Ноам на мгновение опустил веки, словно хотел скрыть свои мысли. Его стратегия сработала: он знал, что «Этернити Лабс» воспользуется известностью Бритты, чтобы пропиариться, обеспечив себе таким способом хорошую репутацию и рекламу на многие миллионы долларов. Но главное, он обрадовался: если, изучив медицинскую карту Бритты, «Этернити Лабс» рискует взяться за лечение, значит организация сильно рассчитывает на успех.
«Тот, кого ты ищешь, находится здесь, в Мемфисе. И в Мемфисе ты соединишься с той, которую полюбишь».
Читатель сочтет меня легковерным, но я никогда не помышлял о том, чтобы усомниться в словах оракула. Поскольку чудесное дитя объявило мне, что в Мемфисе я столкнусь с Дереком и встречу новую любовь, оба эти события произойдут. Неясно только одно: когда?..
В ту эпоху ни один их моих современников не отверг бы предзнаменование. Нынешнее время плохо понимает нашу веру в пророчества; обращаясь за советом к ясновидящим, гадалкам на картах, медиумам или астрологам, люди нередко испытывают такое чувство, будто грешат против здравого смысла, стыдливо скрывают свое прегрешение и тайком делятся адресами. Иррациональное отмечено печатью позора. Мы же думали иначе: не иррациональное, а, напротив, рассудок побуждал нас верить предсказаниям.

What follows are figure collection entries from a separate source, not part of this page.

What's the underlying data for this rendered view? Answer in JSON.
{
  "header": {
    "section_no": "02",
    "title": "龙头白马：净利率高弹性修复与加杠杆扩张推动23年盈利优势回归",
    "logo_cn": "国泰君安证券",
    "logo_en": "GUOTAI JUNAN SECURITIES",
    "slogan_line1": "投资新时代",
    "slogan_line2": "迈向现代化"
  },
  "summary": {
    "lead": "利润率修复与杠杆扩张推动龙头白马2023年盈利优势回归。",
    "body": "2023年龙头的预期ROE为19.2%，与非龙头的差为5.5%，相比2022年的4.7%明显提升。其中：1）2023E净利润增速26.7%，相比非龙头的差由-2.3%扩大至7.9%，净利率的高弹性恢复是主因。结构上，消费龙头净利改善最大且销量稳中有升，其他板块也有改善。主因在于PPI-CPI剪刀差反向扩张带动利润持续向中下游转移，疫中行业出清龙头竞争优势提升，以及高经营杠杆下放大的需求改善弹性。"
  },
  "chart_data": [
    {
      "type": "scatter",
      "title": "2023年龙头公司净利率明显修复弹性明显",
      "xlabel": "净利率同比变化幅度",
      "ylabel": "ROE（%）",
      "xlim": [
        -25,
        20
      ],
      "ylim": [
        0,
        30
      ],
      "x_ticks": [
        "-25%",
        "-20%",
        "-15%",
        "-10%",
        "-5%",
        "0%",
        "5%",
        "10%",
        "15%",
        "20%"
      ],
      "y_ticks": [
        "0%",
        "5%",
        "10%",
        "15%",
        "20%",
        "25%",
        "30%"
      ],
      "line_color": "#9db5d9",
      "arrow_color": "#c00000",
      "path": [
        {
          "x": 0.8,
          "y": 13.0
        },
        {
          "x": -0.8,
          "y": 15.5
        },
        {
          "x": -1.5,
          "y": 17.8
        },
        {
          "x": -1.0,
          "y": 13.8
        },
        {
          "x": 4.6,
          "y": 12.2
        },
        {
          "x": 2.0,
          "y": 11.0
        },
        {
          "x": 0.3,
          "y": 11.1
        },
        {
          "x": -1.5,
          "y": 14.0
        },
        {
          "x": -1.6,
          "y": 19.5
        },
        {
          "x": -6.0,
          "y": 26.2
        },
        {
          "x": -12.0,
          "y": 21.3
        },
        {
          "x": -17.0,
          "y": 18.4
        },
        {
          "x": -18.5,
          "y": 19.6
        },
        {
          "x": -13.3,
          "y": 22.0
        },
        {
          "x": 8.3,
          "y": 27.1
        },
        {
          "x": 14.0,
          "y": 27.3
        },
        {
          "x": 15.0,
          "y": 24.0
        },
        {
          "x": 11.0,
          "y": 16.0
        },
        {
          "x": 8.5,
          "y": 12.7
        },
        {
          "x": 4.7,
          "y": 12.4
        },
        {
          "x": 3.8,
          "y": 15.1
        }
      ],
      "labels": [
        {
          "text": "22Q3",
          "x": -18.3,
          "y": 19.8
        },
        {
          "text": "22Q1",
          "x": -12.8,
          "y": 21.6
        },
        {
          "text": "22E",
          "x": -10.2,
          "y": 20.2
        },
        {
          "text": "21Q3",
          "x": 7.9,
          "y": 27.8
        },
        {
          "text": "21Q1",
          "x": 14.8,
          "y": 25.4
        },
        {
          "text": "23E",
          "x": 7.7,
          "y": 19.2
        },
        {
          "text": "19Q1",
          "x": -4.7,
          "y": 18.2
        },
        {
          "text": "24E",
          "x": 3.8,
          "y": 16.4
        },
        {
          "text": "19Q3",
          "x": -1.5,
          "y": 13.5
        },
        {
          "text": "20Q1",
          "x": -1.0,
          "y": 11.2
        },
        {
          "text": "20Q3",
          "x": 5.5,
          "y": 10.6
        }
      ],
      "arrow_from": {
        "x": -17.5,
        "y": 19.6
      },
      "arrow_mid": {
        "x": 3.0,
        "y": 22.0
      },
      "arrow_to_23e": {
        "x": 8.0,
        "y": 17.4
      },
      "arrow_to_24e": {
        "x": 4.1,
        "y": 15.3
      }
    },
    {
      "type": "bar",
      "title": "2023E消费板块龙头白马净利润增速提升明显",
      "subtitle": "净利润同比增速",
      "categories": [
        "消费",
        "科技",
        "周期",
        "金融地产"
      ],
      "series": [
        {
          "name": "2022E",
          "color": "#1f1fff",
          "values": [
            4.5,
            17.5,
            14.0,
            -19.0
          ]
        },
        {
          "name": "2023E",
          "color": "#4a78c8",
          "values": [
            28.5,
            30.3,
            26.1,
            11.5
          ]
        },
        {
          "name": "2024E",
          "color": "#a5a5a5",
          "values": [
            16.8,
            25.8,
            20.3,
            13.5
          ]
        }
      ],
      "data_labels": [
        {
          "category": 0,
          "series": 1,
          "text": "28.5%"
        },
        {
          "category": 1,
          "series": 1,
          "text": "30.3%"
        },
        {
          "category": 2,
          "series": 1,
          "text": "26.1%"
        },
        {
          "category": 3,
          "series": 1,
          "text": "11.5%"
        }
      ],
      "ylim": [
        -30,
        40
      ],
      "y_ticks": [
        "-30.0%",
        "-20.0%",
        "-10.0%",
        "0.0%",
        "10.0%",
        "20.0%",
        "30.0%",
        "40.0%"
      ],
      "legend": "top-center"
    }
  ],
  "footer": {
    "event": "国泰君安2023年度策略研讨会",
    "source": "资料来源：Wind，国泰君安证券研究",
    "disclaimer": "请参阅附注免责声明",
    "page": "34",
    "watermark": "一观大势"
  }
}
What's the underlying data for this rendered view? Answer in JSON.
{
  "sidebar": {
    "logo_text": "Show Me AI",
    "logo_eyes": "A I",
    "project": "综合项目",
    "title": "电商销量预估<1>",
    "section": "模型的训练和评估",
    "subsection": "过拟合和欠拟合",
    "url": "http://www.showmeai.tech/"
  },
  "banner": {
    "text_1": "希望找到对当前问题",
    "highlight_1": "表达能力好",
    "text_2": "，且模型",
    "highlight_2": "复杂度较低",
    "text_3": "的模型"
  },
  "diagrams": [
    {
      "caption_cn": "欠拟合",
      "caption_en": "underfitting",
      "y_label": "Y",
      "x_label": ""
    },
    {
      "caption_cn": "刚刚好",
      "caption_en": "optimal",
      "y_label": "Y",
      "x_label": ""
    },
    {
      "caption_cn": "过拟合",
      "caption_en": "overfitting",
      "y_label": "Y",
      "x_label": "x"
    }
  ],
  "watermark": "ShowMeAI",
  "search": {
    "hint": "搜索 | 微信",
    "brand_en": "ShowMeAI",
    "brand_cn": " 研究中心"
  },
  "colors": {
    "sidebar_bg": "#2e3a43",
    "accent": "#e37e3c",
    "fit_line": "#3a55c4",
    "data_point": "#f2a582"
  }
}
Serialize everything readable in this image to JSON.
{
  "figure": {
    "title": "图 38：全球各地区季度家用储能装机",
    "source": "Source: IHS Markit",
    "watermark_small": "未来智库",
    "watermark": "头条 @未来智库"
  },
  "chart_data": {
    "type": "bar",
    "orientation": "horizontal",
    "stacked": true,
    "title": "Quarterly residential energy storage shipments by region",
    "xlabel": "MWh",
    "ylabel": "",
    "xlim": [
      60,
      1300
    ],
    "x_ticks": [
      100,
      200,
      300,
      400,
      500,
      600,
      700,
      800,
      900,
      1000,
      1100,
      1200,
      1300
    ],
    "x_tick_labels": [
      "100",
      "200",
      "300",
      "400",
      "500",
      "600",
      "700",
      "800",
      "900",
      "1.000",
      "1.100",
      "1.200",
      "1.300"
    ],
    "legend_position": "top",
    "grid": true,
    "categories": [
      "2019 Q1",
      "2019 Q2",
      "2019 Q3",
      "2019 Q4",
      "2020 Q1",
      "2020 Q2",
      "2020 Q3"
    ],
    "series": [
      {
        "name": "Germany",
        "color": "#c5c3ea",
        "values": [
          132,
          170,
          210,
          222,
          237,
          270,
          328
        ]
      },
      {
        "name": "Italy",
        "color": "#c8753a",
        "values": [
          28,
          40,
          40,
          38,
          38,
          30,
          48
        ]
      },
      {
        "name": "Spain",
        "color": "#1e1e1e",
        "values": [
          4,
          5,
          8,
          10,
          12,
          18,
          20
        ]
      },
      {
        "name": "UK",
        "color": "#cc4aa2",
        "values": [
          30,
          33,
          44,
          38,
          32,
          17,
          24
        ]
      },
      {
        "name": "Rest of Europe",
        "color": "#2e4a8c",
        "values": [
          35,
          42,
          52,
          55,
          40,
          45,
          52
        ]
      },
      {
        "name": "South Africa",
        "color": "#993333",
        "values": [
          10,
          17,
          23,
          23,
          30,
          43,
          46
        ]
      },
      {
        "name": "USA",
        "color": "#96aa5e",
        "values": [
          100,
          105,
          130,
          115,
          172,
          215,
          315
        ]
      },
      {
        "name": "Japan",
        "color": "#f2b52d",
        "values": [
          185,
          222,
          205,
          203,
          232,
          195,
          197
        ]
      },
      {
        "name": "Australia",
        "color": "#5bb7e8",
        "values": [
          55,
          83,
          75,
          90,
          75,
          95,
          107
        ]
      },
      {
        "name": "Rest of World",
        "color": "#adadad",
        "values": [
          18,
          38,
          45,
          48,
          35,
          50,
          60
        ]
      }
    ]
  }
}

Во-первых, мы полагали, что все – прошлое, настоящее и будущее – предопределено. Точно так же, как мы рождаемся и умираем согласно таинственной неизбежности, так и наши поступки подчиняются ей. Пассивные, мы, как марионетки, влачили свое существование, хотя нам казалось, что решения принимаем мы. Наши суждения зависели от иллюзии. Вместо того чтобы выбирать, мы подчинялись сокровенной и непостижимой сущности, которая решала за нас. Свобода сводилась к бутафорскому подкрашиванию неотвратимости. Поскольку миром правит судьба, то отчего бы некоторым наделенным определенными способностями индивидуумам не разгадать начертанное судьбой? Вступив в заговор с богами, прорицатели прежде нас получали сведения, которые впоследствии оказывали воздействие на нашу плоть, поступки, мысли и слова. Они обладали блаженной рассинхронизацией. Ясновидящие ничего не выдумывали – они видели.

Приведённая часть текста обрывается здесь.